The two paintings belong to Crespi’s early period and clearly illustrate his stylistic hallmarks: the paint surface, soft and suffused with light, models the figures naturally and without idealization. The brushwork proceeds with that freedom of touch which Giuliano Briganti identified as the artist’s defining trait, in contrast to the academic culture of contemporary Bologna.
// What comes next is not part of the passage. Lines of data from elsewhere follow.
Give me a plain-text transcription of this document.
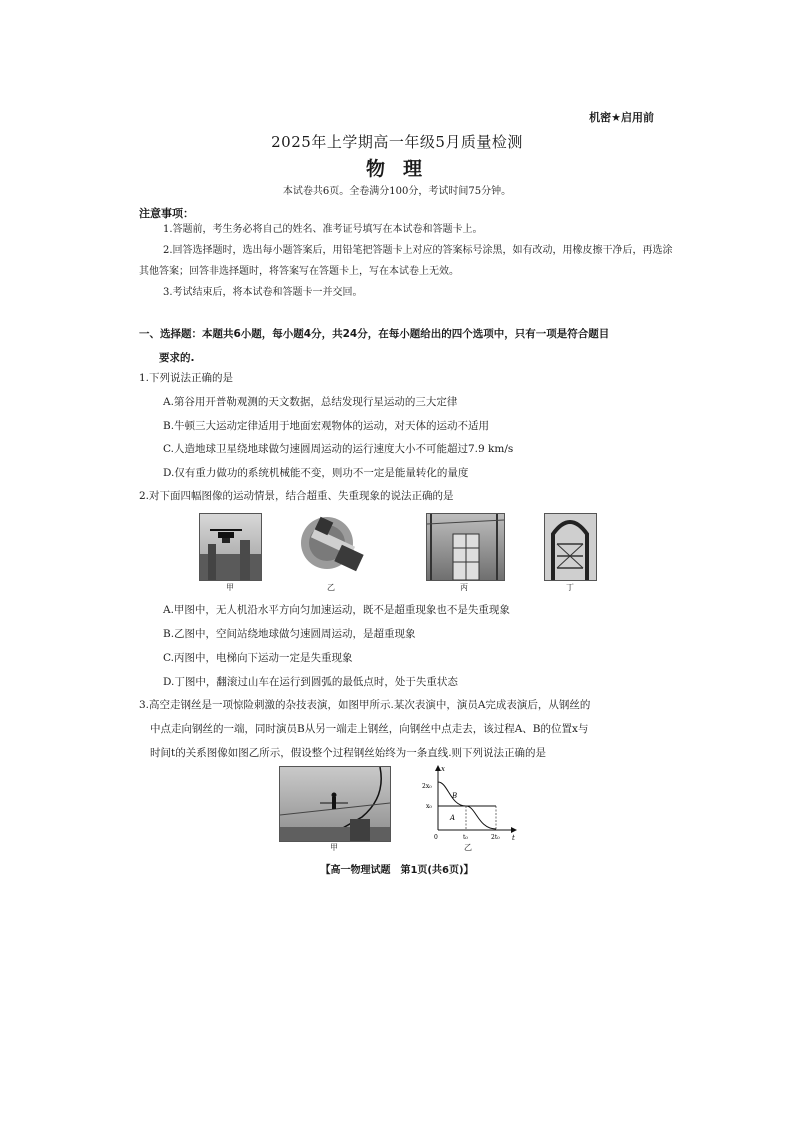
机密★启用前
2025年上学期高一年级5月质量检测
物理
本试卷共6页。全卷满分100分，考试时间75分钟。
注意事项：
1.答题前，考生务必将自己的姓名、准考证号填写在本试卷和答题卡上。
2.回答选择题时，选出每小题答案后，用铅笔把答题卡上对应的答案标号涂黑，如有改动，用橡皮擦干净后，再选涂其他答案；回答非选择题时，将答案写在答题卡上，写在本试卷上无效。
3.考试结束后，将本试卷和答题卡一并交回。
一、选择题：本题共6小题，每小题4分，共24分，在每小题给出的四个选项中，只有一项是符合题目
要求的.
1.下列说法正确的是
A.第谷用开普勒观测的天文数据，总结发现行星运动的三大定律
B.牛顿三大运动定律适用于地面宏观物体的运动，对天体的运动不适用
C.人造地球卫星绕地球做匀速圆周运动的运行速度大小不可能超过7.9 km/s
D.仅有重力做功的系统机械能不变，则功不一定是能量转化的量度
2.对下面四幅图像的运动情景，结合超重、失重现象的说法正确的是
甲	乙	丙	丁
A.甲图中，无人机沿水平方向匀加速运动，既不是超重现象也不是失重现象
B.乙图中，空间站绕地球做匀速圆周运动，是超重现象
C.丙图中，电梯向下运动一定是失重现象
D.丁图中，翻滚过山车在运行到圆弧的最低点时，处于失重状态
3.高空走钢丝是一项惊险刺激的杂技表演，如图甲所示.某次表演中，演员A完成表演后，从钢丝的
中点走向钢丝的一端，同时演员B从另一端走上钢丝，向钢丝中点走去，该过程A、B的位置x与
时间t的关系图像如图乙所示，假设整个过程钢丝始终为一条直线.则下列说法正确的是
甲
x
t
2x₀
x₀
0	t₀	2t₀
B
A
乙
【高一物理试题　第1页(共6页)】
The two canvases depict a shepherd boy with a staff and a small dog at his feet, and a young girl holding a hen. The figures, isolated against dark, earthy backgrounds, draw on the tradition of genre scenes of Nordic and Flemish derivation, reworked through the lens of Emilian naturalism. The paintings were exhibited at the Cinque pittori del Settecento show at Palazzo Massimo alle Colonne in Rome in 1943, curated by Dr. Alessandro Morandotti, and reviewed by Giuliano Briganti in Emporium, who described them as typical examples of Crespi’s early manner: pastoral figures modelled in a soft, light-infused pictorial matter.

Condition report: Relined canvases. Good state of conservation of the painted surface.